I chose to tell the truth.
“It's like we're living a double life,” I said. And she nodded.
That's exactly what it's like. And to be honest, I think it's time to stop. So here's the truth. No tricks. No distractions. No excuses. Just the truth. Without all the sugarcoating we nice girls are famous for.
I hate being nice. I hate feeling guilty every time I want to confront someone, however respectfully I do it. I hate feeling like I'm failing if I don't measure up to the nice-girl standards. I hate feeling like I have to cover up any hint of weakness and real problems in my life. I hate that I water myself down to fit in. I hate that nice has become my ball and chain. I hate that I am surrounded by girls with a thousand different personalities who somehow all feel the need to bow down and worship the altar of niceness. And above all, I hate feeling terrified that the world will find out the truth.

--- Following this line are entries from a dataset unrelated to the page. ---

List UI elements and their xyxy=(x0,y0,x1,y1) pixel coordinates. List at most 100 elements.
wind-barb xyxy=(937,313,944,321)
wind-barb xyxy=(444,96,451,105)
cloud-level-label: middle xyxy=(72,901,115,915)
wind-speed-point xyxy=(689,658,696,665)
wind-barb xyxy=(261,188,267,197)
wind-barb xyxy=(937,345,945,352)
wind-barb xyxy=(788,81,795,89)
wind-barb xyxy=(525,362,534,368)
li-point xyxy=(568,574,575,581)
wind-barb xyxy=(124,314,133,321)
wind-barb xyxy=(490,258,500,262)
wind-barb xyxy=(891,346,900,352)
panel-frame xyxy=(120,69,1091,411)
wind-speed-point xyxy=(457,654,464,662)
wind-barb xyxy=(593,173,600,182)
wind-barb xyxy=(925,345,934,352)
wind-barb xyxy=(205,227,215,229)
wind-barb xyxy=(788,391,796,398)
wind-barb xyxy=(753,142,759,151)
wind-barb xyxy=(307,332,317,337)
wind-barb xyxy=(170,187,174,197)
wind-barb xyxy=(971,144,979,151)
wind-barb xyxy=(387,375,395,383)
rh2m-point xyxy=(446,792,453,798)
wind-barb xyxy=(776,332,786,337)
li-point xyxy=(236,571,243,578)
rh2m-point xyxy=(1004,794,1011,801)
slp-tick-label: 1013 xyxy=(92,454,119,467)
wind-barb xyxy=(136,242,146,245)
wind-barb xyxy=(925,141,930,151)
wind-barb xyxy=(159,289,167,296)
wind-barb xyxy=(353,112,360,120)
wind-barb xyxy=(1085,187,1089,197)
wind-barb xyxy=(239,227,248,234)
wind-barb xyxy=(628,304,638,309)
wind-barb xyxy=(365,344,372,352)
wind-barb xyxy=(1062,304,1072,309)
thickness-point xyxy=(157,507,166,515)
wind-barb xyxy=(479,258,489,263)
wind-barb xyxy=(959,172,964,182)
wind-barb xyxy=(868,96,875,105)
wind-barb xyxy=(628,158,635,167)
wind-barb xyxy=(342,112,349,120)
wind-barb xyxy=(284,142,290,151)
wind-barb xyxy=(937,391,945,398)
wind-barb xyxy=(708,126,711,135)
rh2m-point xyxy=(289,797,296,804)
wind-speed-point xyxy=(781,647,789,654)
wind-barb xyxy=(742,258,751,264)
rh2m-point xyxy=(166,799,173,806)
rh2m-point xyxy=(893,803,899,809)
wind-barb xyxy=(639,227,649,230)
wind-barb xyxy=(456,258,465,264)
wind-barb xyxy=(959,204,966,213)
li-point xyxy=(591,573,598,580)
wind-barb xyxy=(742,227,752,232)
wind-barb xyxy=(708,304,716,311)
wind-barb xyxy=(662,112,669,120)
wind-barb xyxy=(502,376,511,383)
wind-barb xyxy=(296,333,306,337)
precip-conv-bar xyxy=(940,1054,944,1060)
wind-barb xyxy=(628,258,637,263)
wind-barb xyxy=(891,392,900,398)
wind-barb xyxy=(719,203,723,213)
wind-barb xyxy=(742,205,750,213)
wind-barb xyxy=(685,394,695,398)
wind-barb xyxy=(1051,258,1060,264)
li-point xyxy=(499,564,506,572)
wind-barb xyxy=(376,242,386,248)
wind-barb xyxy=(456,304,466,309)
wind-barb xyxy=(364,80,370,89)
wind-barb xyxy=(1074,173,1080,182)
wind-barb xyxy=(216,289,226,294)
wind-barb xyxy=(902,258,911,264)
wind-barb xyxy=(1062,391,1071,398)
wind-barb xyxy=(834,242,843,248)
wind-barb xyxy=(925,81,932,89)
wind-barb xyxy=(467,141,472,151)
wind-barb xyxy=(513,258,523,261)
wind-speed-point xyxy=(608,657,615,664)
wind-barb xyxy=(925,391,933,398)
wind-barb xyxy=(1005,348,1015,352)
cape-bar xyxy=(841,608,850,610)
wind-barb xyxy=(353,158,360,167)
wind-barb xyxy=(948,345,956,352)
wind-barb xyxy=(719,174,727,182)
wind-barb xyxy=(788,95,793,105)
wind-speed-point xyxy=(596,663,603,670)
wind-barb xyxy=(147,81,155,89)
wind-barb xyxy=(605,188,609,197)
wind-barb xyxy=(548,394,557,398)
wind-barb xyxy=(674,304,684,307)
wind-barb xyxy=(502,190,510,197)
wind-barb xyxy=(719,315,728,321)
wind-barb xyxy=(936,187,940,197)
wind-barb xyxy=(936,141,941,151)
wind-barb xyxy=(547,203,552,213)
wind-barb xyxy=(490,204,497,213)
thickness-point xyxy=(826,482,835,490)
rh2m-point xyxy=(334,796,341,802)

I am not a nice girl. And I like it that way.
I am a human being. I have ups and downs, broken places. I have scars and meltdowns. I have faults – not just quirky, silly ones I can laugh off. Real faults deep within me that plant seeds of doubt in my heart about my worth. I have lazy days. I have lazy weeks. I can be irresponsible, petty, stubborn, and manipulative. There are things about myself that I truly hate. And perhaps worst of all, I want you to accept me so badly that I am willing to fake a nice persona. I am willing to compromise my integrity to be well-liked.
But at the end of the day, I don't like that nice persona. I don't want to be her. I resent having to pretend that that small sliver of my personality is my entire identity. I like being the way I am. My close friends call me “trail mix” – a combination of sweet and salty. I like that. I never want to be just a bag of M&Ms.
I want to be a good, strong, loving person. I want to be kind but assertive. I don't want to be a nice girl anymore. I want to be the best version of myself, not the nicest.
I am done with being nice. It's time to try being me instead.